(Note: Apologies for the long post on the front page. Blogger's jump-cut tag is messing up our blog sidebar, so I took it out. Silly Blogger. I'll figure it out later.)
This post would have been more appropriate when we were all revising our pieces for Thrust, but I'm publishing it anyway, because God knows we writers are always revising.
Earlier this year, Believer Magazine published writer Gary Lutz's 2008 lecture at Columbia University. In it, Lutz argues that: "The sentence is the site of your enterprise with words, the locale where language either comes to a head or does not."
Lutz explains his own process of revising and polishing sentences, getting the words to "lean on each other, rub elbows, rub off on each other, feel each other up." and talks us through sentences by Christina Schutt, Gordon Lish, Don DeLillo, and Sam Lipsyte, explaining why these jewel-like examples are effing brilliant.
I'm a big fan of his stuff (yes, despite the fact that many of his characters are kaliedescopic copies of each other and the fact that his narratives, at times, just feel like sequences of unlinked events). You rarely read sentences built like his, and his stories' conclusions have a dreamy sort of imagistic logic.
In the lecture, Lutz says that after reading Barray Hannah:
...I knew exactly what I wanted to try to write: narratives of steep verbal topography, narratives in which the sentence is a complete, portable solitude, a minute immediacy of consummated language -- the sort of sentence that, even when liberated from its receiving context, impresses itself upon the eye and the ear as a totality, an omnitude, unto itself.
Pretentious? Uh, probably. But hell, if you write sentences like this one, from "SMTWTF:"
There was a girl beside him, a tall leg-crosser with a haphazardry of oranged hair.
Or this one, from "I Crawl Back to People:"
He had already burned through enough people without penalty, and I had a way, when passing alone through an entrance, of keeping the door held open a little behind me, in the event of a follower, anybody ridden with a misfit genitalium at a standstill.
Or this one, from "Contractions:"
I spent the night out with the kid who considered himself my boyfriend -- a gripless Puerto Rican who always had an unlit cigarette slanted apostrophically into his mouth.
...then I'm okay with your claims to "narratives of steep verbal topography." Because, really: Genitalium? Apostrophically? Haphazardry? Awesome. Anyone who uses words like these (and "palimsestic," and "befucked") has my vote.
These sentences, obviously, are the result of hours and hours of painstaking revisions. In the published lecture, Lutz explains how he undertakes revisions, playing with internal rhymes, assonance, "communities of sound and shape," and "pressing one part of speech into service as another." It's a fascinating primer on creating this sort of beautiful sentence. Well worth reading.

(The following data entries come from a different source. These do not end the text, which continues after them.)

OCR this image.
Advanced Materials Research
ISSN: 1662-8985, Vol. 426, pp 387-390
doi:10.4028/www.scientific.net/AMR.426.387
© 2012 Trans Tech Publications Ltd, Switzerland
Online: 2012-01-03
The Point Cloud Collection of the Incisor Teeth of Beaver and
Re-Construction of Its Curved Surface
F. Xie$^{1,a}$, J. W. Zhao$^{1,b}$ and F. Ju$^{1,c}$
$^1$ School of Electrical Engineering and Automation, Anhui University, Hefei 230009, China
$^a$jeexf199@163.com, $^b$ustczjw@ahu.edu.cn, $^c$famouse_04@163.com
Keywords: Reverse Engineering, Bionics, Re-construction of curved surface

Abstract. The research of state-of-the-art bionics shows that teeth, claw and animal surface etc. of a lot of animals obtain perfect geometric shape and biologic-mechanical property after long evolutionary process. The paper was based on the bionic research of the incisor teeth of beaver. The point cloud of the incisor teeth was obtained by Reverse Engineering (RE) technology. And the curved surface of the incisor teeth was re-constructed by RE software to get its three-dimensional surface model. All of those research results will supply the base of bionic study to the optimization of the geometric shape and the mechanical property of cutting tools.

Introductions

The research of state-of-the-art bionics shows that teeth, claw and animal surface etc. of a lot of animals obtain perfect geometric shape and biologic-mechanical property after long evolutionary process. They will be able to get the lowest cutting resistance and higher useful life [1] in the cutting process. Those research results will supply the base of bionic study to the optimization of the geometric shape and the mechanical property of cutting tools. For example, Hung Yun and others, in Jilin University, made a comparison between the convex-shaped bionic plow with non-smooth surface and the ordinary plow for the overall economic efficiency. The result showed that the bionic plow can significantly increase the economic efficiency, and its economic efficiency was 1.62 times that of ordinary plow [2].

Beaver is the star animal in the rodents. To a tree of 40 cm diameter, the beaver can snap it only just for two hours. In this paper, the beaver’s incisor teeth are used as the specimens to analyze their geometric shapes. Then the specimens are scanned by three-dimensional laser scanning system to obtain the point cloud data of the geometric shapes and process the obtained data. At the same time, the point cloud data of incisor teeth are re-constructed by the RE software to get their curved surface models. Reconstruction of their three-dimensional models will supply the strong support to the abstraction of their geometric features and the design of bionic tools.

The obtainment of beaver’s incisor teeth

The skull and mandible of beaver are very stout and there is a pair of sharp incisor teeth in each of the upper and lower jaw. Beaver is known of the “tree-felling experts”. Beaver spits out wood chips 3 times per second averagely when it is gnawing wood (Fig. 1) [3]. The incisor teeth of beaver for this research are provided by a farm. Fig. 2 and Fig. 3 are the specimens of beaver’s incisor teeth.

At the end of the lecture, Lutz admits:
Granted, there can be a downside to the kinds of isolative attentions to the sentence I have been advocating. Such a fixation on the individual sentence might threaten the enclosive forces of the larger structure in which the sentences reside.... A piece of writing consisting ultimately of an aggregation of loner sentences might well strike a reader as stupefyingly discontinuous, too dense to enchant.
This is my main problem with Lutz's work as well: the intensity of the fireworks overwhelm the narrative itself. I have to ingest his stories in small doses, and they frequently feel claustrophic, static, and, um, depressing.
But hey. Goddamn beautiful stuff.
Give his lecture a read when you're about to revise your stuff. It's intense. And helpful.